Longarm had seen the shadow move somewhere in there . . .

He proceeded slowly forward, peering into the corral and then into the gap ahead of him. Once inside the gap between buildings, he pressed his back against the stable and cast his gaze at the cabin.

It was a long, ­brush-­roofed affair with a stone chimney on the far side. It appeared long abandoned, brush growing up along the foundations. The two windows facing ­Longarm—­one on each side of the ­door—­had been ­broken out. Something told Longarm to investigate it. But he'd taken only two steps before he heard a soft thump from inside the stable behind him.

He whipped around. The moon had climbed high enough that it shed some milky light over the stable, revealing that the plank board door stood about two feet open. Longarm glanced once more at the cabin and then moved toward the stable, lowering the barrel of his Winchester and extending the gun straight out from his right hip.

He nudged the door open with the barrel of his rifle, stepped quickly inside, tightening his finger on the trigger.

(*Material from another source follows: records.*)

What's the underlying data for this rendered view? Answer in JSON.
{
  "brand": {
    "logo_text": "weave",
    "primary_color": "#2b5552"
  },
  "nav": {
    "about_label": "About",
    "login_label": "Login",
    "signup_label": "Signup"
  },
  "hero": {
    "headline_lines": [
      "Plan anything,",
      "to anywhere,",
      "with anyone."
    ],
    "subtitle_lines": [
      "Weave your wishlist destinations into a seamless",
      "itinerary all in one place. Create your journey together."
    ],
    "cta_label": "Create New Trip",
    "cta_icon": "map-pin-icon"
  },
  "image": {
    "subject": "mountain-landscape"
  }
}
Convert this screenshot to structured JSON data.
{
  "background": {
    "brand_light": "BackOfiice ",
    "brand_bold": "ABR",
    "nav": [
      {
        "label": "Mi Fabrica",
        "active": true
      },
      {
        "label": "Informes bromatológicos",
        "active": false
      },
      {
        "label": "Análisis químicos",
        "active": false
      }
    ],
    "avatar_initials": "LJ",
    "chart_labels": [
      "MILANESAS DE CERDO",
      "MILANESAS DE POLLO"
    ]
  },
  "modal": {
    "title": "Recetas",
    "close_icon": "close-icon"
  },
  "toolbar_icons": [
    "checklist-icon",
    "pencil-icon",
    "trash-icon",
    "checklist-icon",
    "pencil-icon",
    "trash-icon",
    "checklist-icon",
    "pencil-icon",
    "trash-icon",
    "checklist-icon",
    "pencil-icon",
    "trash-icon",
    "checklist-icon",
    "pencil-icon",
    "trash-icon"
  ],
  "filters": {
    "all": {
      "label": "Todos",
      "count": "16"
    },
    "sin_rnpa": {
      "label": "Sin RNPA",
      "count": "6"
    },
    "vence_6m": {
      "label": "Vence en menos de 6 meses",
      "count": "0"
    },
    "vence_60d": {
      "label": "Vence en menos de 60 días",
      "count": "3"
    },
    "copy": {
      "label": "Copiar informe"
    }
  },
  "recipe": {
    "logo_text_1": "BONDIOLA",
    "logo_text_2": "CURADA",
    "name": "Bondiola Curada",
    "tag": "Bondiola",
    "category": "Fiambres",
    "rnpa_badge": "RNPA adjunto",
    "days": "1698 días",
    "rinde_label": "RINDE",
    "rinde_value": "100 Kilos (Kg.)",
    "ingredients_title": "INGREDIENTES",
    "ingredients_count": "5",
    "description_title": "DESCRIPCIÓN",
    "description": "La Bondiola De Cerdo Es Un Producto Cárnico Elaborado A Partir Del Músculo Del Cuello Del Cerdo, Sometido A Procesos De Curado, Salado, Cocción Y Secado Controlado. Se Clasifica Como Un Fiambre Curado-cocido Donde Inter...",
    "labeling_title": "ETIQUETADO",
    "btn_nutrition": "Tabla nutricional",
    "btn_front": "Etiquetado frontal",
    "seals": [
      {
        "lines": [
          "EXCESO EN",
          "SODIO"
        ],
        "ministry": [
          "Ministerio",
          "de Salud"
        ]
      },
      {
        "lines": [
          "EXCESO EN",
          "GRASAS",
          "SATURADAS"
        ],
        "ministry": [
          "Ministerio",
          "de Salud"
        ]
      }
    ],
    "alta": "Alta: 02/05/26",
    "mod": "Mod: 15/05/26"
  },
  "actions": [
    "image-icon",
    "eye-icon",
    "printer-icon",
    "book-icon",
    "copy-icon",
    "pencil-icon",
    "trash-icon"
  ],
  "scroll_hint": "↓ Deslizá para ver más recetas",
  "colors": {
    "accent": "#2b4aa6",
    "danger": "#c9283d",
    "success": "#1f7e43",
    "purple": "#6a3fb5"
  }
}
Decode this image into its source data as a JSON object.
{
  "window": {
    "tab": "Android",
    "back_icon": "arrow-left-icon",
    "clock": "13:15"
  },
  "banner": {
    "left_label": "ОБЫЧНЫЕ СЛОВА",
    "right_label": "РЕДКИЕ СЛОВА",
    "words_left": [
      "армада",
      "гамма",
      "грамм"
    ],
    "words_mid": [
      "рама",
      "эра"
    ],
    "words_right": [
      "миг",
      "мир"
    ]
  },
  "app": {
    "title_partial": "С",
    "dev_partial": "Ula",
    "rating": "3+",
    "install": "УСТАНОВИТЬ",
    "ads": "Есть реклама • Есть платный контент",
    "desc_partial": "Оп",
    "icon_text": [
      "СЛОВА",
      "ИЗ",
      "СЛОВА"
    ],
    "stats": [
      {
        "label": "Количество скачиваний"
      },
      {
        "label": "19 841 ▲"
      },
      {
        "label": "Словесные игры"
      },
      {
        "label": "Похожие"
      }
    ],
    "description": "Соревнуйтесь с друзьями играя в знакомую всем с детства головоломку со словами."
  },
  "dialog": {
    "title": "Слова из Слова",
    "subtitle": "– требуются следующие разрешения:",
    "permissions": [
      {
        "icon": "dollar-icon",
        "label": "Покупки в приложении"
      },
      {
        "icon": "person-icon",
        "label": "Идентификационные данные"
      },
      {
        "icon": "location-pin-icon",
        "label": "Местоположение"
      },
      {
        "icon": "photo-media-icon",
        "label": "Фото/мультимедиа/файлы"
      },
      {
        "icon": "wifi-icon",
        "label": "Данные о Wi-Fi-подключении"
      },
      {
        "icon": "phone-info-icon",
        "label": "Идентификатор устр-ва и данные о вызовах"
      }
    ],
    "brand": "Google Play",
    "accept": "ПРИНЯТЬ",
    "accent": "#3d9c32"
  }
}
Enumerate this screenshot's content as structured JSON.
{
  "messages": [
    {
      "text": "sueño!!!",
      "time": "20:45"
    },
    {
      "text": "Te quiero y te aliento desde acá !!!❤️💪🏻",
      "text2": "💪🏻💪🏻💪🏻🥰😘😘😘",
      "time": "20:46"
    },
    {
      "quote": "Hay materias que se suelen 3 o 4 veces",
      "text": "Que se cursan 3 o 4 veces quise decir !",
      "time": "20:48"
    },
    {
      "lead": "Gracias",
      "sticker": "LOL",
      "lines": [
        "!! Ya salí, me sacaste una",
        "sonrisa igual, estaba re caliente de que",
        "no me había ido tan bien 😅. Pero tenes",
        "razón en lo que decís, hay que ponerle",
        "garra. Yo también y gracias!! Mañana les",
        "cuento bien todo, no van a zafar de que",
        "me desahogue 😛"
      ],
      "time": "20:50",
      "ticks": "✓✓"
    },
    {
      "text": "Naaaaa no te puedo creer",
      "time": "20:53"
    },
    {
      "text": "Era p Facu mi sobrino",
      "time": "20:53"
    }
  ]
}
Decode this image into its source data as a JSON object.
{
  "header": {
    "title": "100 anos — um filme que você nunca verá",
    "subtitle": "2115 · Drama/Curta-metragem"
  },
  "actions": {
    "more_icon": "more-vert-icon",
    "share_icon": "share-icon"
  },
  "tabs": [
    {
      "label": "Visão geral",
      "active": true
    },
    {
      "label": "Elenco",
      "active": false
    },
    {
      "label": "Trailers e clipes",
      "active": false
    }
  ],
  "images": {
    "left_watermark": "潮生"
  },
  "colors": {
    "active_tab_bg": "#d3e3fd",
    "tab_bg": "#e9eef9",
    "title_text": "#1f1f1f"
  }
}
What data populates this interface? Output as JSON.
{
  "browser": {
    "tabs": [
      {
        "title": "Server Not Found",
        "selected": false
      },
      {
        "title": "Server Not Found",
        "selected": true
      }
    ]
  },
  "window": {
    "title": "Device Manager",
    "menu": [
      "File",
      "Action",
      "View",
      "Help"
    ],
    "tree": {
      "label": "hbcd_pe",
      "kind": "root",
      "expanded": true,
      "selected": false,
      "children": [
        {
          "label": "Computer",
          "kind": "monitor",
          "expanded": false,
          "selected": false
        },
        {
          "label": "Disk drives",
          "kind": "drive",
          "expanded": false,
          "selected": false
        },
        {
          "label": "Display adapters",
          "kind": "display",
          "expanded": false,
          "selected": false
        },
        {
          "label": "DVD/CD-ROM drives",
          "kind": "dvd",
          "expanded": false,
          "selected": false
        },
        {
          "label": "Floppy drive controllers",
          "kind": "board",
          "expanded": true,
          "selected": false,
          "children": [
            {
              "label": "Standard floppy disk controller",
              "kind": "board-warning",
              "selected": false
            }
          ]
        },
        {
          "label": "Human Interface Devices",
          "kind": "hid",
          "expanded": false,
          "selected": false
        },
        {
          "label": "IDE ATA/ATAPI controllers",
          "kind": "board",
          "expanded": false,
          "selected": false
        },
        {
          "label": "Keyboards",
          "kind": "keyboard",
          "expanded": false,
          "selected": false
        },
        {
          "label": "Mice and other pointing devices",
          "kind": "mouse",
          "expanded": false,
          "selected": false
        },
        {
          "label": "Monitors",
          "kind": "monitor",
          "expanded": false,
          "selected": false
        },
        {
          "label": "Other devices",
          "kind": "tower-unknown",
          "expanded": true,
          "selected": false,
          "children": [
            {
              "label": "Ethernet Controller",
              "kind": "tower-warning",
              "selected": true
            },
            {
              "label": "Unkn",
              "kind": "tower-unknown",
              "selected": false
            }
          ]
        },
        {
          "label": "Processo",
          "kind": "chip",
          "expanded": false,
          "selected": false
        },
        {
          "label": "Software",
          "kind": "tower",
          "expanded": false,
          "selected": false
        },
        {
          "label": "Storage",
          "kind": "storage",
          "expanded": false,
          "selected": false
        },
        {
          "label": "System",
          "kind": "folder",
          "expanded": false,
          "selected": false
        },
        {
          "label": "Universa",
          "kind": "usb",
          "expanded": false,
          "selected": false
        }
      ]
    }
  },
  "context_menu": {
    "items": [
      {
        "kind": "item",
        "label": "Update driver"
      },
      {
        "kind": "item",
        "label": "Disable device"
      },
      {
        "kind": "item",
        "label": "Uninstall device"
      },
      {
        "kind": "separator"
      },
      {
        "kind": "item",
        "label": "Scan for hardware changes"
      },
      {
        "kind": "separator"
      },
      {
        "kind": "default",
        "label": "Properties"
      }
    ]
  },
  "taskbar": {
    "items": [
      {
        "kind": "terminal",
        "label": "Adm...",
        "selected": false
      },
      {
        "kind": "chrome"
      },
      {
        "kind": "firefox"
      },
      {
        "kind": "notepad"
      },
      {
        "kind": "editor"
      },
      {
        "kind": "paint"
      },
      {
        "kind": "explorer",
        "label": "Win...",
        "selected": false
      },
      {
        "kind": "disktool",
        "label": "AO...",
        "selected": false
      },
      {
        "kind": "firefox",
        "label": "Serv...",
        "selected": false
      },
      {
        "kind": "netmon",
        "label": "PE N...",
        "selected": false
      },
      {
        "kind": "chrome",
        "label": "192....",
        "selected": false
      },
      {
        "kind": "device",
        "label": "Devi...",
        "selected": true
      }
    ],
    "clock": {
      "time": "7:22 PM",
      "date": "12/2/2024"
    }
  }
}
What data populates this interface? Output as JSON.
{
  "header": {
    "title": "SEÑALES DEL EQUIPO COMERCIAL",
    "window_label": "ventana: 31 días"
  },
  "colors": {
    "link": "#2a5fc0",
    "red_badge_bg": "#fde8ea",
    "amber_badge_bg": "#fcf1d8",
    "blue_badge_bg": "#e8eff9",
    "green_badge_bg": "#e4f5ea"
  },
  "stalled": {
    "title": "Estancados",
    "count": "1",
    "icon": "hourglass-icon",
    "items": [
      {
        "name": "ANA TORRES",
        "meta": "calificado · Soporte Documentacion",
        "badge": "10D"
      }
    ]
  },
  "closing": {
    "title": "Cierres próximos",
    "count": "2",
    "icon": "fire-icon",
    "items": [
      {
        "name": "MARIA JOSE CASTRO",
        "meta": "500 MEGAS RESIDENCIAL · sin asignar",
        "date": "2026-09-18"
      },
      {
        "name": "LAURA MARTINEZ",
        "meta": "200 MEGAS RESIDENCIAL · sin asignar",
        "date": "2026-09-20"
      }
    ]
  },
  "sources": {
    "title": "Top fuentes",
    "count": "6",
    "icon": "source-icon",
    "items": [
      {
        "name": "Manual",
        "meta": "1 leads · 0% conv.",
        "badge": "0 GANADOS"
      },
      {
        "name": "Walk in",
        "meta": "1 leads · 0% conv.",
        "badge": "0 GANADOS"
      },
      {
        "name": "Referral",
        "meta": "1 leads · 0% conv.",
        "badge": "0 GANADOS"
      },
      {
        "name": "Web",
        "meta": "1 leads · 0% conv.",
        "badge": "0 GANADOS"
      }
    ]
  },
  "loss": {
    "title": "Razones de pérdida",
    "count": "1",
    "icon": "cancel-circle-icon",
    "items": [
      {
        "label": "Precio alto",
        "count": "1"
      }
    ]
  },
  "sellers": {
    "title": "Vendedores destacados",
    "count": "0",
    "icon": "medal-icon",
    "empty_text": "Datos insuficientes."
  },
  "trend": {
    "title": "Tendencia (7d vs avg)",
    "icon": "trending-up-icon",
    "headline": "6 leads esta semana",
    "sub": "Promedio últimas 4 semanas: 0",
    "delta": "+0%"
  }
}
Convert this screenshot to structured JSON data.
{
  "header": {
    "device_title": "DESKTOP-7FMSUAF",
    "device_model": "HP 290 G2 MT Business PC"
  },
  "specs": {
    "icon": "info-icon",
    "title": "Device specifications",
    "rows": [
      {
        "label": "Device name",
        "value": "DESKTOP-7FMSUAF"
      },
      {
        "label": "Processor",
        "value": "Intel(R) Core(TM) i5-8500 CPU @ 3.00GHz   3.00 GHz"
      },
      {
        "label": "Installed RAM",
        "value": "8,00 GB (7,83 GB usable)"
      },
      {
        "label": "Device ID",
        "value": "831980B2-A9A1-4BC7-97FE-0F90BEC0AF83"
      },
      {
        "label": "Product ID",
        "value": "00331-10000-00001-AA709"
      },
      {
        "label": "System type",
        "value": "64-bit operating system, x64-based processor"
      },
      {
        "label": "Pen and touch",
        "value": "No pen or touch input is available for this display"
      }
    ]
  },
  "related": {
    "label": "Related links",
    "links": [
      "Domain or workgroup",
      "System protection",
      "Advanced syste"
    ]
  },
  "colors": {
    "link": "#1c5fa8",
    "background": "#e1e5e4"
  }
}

Two small lights flickered before him, from about ten feet away. A shrill snarl rose, and Longarm drew back on the Winchester's trigger just before he eased the tension, knowing in the back of his mind what he was confronting just before the ­lights—­or eyes, ­rather—­disappeared.

The cat's ­head—­he recognized the pointed, tufted ears of a ­bobcat—­moved in front of a window on the other side of the stable. Then the head disappeared as the cat with its bobbed tail soundlessly leaped out the ­broken-­out window to the ground.

Longarm heaved a sigh and lowered the rifle. At the same time, he told himself, “­Wait—­something scared the cat in here.” The admonition had no sooner passed through his mind than he threw himself back against the wall beside the open door as a rifle flashed and cracked behind him.

The report drummed raucously in the gap between the buildings. The slug careened through the open door to slam into the stable's opposite wall. Longarm twisted around the door frame, poking his rifle outside.

A ­man-­shaped silhouette stood in the open door of the cabin on the other side of the gap. Longarm fired the Winchester twice, both spent cartridges arcing over his right shoulder to clink together on the stable floor.

The bushwhacker gave a chuff and flew back into the cabin, hitting the cabin's floor with a crunching thud and rattle of spurs.

He'd just slammed a fresh round into the action when something cold, hard, and round pressed against the side of his head, just beneath his hat. A low, resonant voice said, “Drop the Winchester.”

Longarm froze. He slid his eyes to the right and could see the shadow of the man holding the gun. He could hear the man breathing, smell the ­sweat-­and-­leather perfume wafting off of him.

“One more time,” the man said, dipping his voice in warning, “drop the Winchester.”

Longarm depressed the rifle's hammer and tossed the gun onto the ground. The man holding the gun against his head reached around Longarm's belly, released the keeper thong over Longarm's Colt, and slipped the piece from the holster. He wedged it behind his own cartridge belt.

He pressed Longarm's head sideways with the barrel of his own gun. “Now, let's go see what's cookin' over at Ole Simms's saloon. All right? Sound good to you, cowboy? I'm bettin' there's some scrumptious female flesh we should see about.”

Longarm turned his head to rake his eyes across the ­man—­a little shorter than Longarm and wearing a black hat, a green neckerchief, and a ­self-­satisfied ­­grin—­as Longarm turned and started walking forward along the gap, in the direction of the main street and the saloon.